Finding the Rainbows

Lizzie Deeble by Lizzie Deeble Additional Needs

Lizzie Deeble

Lizzie Deeble

I’m Lizzie, mummy to two beautiful boys. My eldest son, Sebastian, was diagnosed with Duchenne Muscular Dystrophy in October 2016 at the age of 2.5...

We’ve practiced finding rainbows.

For all of us in this community, COVID-19 and the response to it brings many challenges. We rely on services, on medical appointments, on respite, on school and perhaps most importantly on the carefully constructed set of coping mechanisms that have seen us through moments we thought would bring us down. They might not be sophisticated or complicated - for me they consist of running while ranting to my good friends - releasing both endorphins and pent up emotion, of popping to a good friend for a coffee and, perhaps the one I am missing the most, an hour to myself just to remember who I am. I know that there are so many of us who feel that the rug on which we so delicately balance has been well and truly pulled from under us.

But here’s the thing. We’ve searched for rainbows before.

I think many families of children with additional needs, a life limiting diagnosis, a devastating moment in the lives of everyone they know and love will have felt a sense of recognition over the last few weeks. I am not likening a diagnosis of any kind to the worldwide devastation of a pandemic, I’m really not. I am just saying that I have felt the echoes. And with those echoes comes the knowledge that we will get to the other side.

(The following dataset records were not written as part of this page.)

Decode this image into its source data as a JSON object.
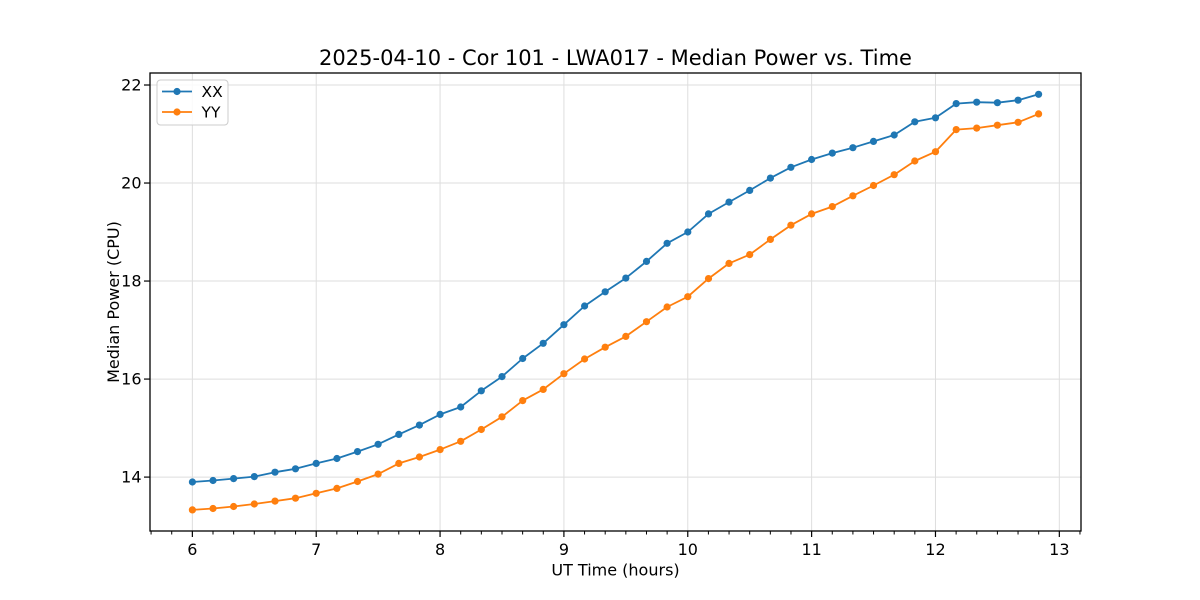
{
  "figure": {
    "background": "#ffffff",
    "grid_color": "#dedede",
    "spine_color": "#000000",
    "tick_color": "#000000",
    "legend_border_color": "#cccccc",
    "legend_background": "#ffffff"
  },
  "chart_data": {
    "type": "line",
    "title": "2025-04-10 - Cor 101 - LWA017 - Median Power vs. Time",
    "xlabel": "UT Time (hours)",
    "ylabel": "Median Power (CPU)",
    "xlim": [
      5.658,
      13.175
    ],
    "ylim": [
      12.9,
      22.245
    ],
    "xticks": [
      6,
      7,
      8,
      9,
      10,
      11,
      12,
      13
    ],
    "yticks": [
      14,
      16,
      18,
      20,
      22
    ],
    "x_minor_tick_step": 0.1667,
    "grid": true,
    "legend": {
      "position": "upper-left",
      "entries": [
        "XX",
        "YY"
      ]
    },
    "x": [
      6,
      6.167,
      6.333,
      6.5,
      6.667,
      6.833,
      7,
      7.167,
      7.333,
      7.5,
      7.667,
      7.833,
      8,
      8.167,
      8.333,
      8.5,
      8.667,
      8.833,
      9,
      9.167,
      9.333,
      9.5,
      9.667,
      9.833,
      10,
      10.167,
      10.333,
      10.5,
      10.667,
      10.833,
      11,
      11.167,
      11.333,
      11.5,
      11.667,
      11.833,
      12,
      12.167,
      12.333,
      12.5,
      12.667,
      12.833
    ],
    "series": [
      {
        "name": "XX",
        "color": "#1f77b4",
        "marker": "circle",
        "values": [
          13.9,
          13.93,
          13.97,
          14.01,
          14.1,
          14.17,
          14.28,
          14.38,
          14.52,
          14.67,
          14.87,
          15.06,
          15.28,
          15.43,
          15.76,
          16.05,
          16.42,
          16.73,
          17.11,
          17.49,
          17.78,
          18.06,
          18.4,
          18.77,
          19.0,
          19.37,
          19.61,
          19.85,
          20.1,
          20.32,
          20.48,
          20.61,
          20.72,
          20.85,
          20.98,
          21.25,
          21.33,
          21.62,
          21.65,
          21.64,
          21.69,
          21.81
        ]
      },
      {
        "name": "YY",
        "color": "#ff7f0e",
        "marker": "circle",
        "values": [
          13.33,
          13.36,
          13.4,
          13.45,
          13.51,
          13.57,
          13.67,
          13.77,
          13.91,
          14.06,
          14.28,
          14.41,
          14.56,
          14.73,
          14.97,
          15.23,
          15.56,
          15.79,
          16.11,
          16.41,
          16.65,
          16.87,
          17.17,
          17.47,
          17.68,
          18.05,
          18.36,
          18.54,
          18.85,
          19.14,
          19.37,
          19.52,
          19.74,
          19.95,
          20.17,
          20.45,
          20.64,
          21.09,
          21.12,
          21.18,
          21.24,
          21.41
        ]
      }
    ]
  }
}
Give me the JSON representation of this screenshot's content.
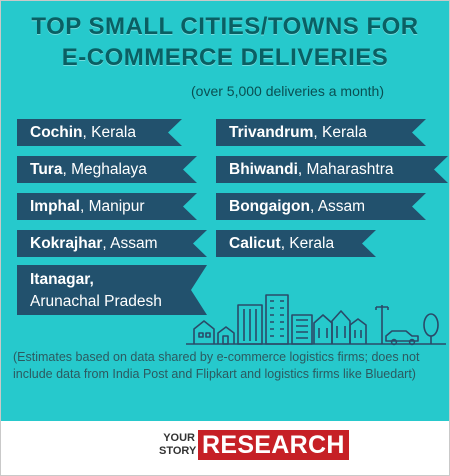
{
  "header": {
    "title_line1": "TOP SMALL CITIES/TOWNS FOR",
    "title_line2": "E-COMMERCE DELIVERIES",
    "subtitle": "(over 5,000 deliveries a month)"
  },
  "cities": {
    "left": [
      {
        "city": "Cochin",
        "state": ", Kerala"
      },
      {
        "city": "Tura",
        "state": ", Meghalaya"
      },
      {
        "city": "Imphal",
        "state": ", Manipur"
      },
      {
        "city": "Kokrajhar",
        "state": ", Assam"
      },
      {
        "city": "Itanagar,",
        "state": "Arunachal Pradesh"
      }
    ],
    "right": [
      {
        "city": "Trivandrum",
        "state": ", Kerala"
      },
      {
        "city": "Bhiwandi",
        "state": ", Maharashtra"
      },
      {
        "city": "Bongaigon",
        "state": ", Assam"
      },
      {
        "city": "Calicut",
        "state": ", Kerala"
      }
    ]
  },
  "note": "(Estimates based on data shared by e-commerce logistics firms; does not include data from India Post and Flipkart and logistics firms like Bluedart)",
  "brand": {
    "your_line1": "YOUR",
    "your_line2": "STORY",
    "research": "RESEARCH"
  },
  "colors": {
    "background": "#26c9cc",
    "title": "#0a5f63",
    "tag": "#22516d",
    "brand_red": "#c62026"
  },
  "icons": [
    "city-skyline-illustration"
  ]
}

We know how it feels when life falls apart overnight. We know what it is to feel that the world has changed beyond recognition and that it no longer makes sense. We know isolation, all-encompassing fear and total darkness. We know not understanding how to negotiate a life that feels impossible that somehow has become ours. We know how surreal it is when something we never thought would happen is our new reality. We know, realising that we will never be the same again. We know the endless trawling of Google to find answers that don’t exist. We know being thrust into a world with new rules that we don’t understand, a new language that we’ve never heard.

And then we know learning how to live again.

We know learning how to find the moments that bring us joy. We know looking for the light in the darkness, that it might look different from the light we had before but that, just maybe, it’s stronger. We know working out what hope now means and searching for it.

In short, we’ve got this. We’re the experts here. Our lives are about finding the rainbows and holding on tight.